Every team does it. It’s tampering. And no one cares, including the league office.
The end result is a clunky 52-hour period during which a flood of deals are done, the teams aren’t allowed to say they’re done, and the league’s media conglomerate otherwise presents the deals as done. It makes no sense, and it causes potential confusion.
Technically, any of the deals done since Monday at noon ET (except those involving a player staying with his current team) can be scrapped before they become official once signed after 4:00 p.m. ET. It’s not unprecedented, and in theory it could happen again today. The player can back out, the team can back out.
So why not just go back to the old way of doing it?

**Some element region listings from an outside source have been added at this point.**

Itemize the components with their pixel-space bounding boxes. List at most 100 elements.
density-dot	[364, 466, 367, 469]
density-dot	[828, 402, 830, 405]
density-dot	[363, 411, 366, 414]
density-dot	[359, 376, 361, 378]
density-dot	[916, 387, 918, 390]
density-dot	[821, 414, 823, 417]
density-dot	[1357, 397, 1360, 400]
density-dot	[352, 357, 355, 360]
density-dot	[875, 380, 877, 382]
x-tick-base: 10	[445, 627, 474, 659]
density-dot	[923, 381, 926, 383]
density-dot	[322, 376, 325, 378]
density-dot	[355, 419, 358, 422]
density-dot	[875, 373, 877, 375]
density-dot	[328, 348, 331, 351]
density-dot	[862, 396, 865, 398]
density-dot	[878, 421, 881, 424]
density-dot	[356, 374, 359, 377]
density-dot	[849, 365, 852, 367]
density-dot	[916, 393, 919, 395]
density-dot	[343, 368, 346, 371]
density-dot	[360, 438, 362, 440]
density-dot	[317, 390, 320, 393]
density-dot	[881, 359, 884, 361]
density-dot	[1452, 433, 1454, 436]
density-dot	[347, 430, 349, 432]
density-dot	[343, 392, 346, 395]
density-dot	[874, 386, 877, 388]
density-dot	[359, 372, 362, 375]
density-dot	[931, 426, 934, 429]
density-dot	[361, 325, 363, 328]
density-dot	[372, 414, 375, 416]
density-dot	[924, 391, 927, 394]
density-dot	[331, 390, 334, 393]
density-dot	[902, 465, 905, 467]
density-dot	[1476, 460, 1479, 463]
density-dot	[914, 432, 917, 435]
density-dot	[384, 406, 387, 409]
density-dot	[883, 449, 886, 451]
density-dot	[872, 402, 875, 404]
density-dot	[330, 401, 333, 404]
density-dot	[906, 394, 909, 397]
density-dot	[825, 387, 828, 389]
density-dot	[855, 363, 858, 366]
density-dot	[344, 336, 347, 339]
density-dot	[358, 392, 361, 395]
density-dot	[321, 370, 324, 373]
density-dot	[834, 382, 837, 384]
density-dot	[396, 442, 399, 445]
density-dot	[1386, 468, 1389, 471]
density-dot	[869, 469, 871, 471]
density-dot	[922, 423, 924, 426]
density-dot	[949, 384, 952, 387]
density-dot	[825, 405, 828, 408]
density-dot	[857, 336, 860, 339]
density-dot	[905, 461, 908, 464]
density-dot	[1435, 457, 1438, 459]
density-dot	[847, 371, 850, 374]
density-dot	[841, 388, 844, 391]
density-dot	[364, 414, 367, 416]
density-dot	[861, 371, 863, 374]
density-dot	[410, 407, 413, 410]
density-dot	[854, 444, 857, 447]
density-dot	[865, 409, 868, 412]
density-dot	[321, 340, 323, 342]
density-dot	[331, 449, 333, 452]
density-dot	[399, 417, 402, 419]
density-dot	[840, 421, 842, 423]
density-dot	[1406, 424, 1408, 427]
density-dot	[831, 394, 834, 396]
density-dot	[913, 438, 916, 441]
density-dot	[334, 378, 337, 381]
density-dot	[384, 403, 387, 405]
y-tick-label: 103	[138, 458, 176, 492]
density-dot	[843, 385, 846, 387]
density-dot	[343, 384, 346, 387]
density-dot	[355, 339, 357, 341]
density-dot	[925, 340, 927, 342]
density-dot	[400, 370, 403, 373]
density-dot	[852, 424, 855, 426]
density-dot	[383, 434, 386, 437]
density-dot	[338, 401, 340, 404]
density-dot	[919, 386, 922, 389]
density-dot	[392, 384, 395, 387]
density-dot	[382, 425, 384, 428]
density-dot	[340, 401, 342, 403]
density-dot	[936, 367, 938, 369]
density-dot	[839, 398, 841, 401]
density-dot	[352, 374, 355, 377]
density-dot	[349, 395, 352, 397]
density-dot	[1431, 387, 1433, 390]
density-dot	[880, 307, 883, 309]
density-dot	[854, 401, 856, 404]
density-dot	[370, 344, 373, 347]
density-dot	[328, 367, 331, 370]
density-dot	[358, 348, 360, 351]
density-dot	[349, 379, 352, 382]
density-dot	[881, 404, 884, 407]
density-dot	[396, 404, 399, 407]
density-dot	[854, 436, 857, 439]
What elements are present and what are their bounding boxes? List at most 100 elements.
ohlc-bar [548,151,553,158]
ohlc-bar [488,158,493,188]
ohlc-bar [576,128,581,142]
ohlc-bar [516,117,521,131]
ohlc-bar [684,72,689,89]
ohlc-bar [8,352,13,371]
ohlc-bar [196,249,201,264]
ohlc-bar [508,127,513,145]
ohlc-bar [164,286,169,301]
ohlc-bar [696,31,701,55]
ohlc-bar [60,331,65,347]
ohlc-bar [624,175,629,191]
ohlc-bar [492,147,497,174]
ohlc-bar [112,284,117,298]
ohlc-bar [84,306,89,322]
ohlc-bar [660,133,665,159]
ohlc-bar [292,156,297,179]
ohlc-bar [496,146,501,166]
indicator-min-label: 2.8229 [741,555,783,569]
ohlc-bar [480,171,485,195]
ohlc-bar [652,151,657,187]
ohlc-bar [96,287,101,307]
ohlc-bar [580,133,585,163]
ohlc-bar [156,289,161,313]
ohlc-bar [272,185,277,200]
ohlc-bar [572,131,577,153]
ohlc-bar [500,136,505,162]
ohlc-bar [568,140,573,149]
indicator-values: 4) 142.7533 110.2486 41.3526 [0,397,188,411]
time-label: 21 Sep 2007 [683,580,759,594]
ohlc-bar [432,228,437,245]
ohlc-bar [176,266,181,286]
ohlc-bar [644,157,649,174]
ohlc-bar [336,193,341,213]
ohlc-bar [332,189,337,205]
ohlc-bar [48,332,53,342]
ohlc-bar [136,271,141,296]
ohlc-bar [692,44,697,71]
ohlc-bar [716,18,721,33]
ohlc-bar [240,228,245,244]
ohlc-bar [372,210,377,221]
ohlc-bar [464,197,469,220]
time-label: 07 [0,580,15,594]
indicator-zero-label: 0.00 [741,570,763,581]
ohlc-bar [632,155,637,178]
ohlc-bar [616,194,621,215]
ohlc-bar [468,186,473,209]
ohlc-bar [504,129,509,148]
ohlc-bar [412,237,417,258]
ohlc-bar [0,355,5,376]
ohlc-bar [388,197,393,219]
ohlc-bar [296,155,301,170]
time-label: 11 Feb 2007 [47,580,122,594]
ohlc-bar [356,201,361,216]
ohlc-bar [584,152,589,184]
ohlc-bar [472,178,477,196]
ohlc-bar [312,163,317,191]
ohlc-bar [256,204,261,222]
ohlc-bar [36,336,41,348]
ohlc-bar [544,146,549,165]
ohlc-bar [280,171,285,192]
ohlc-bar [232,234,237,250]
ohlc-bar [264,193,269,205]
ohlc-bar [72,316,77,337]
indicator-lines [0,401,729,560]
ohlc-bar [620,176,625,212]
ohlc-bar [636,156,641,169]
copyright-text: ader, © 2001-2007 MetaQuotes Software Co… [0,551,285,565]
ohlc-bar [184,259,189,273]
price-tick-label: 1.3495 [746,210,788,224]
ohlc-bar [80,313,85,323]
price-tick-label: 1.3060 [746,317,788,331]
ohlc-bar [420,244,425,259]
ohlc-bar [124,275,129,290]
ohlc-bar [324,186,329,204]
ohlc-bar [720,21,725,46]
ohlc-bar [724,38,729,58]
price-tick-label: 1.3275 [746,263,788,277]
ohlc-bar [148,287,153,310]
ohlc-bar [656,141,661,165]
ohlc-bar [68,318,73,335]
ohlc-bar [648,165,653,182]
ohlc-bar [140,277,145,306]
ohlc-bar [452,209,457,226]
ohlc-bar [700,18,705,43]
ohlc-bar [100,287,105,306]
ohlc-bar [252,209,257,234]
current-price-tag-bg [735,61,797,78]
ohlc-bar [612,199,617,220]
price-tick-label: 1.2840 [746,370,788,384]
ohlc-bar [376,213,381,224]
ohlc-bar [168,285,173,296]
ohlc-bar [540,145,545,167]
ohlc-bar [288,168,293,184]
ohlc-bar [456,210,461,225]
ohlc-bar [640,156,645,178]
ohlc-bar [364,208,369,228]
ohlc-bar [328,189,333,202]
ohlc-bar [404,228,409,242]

Start your engines, and don’t begin the race two days later. Either way, tampering happens. No one believes it doesn’t. So just let it all officially start when free agency launches.
Launch it on a Monday at 4 ET or noon ET or somewhere in between. Whenever, it all needs to start at once. The current approach makes the official start of free agency meaningless, it potentially confuses fans who don’t realize that free agency actually starts when the negotiating window opens, and it does nothing to undermine the perception/reality that tampering is rampant.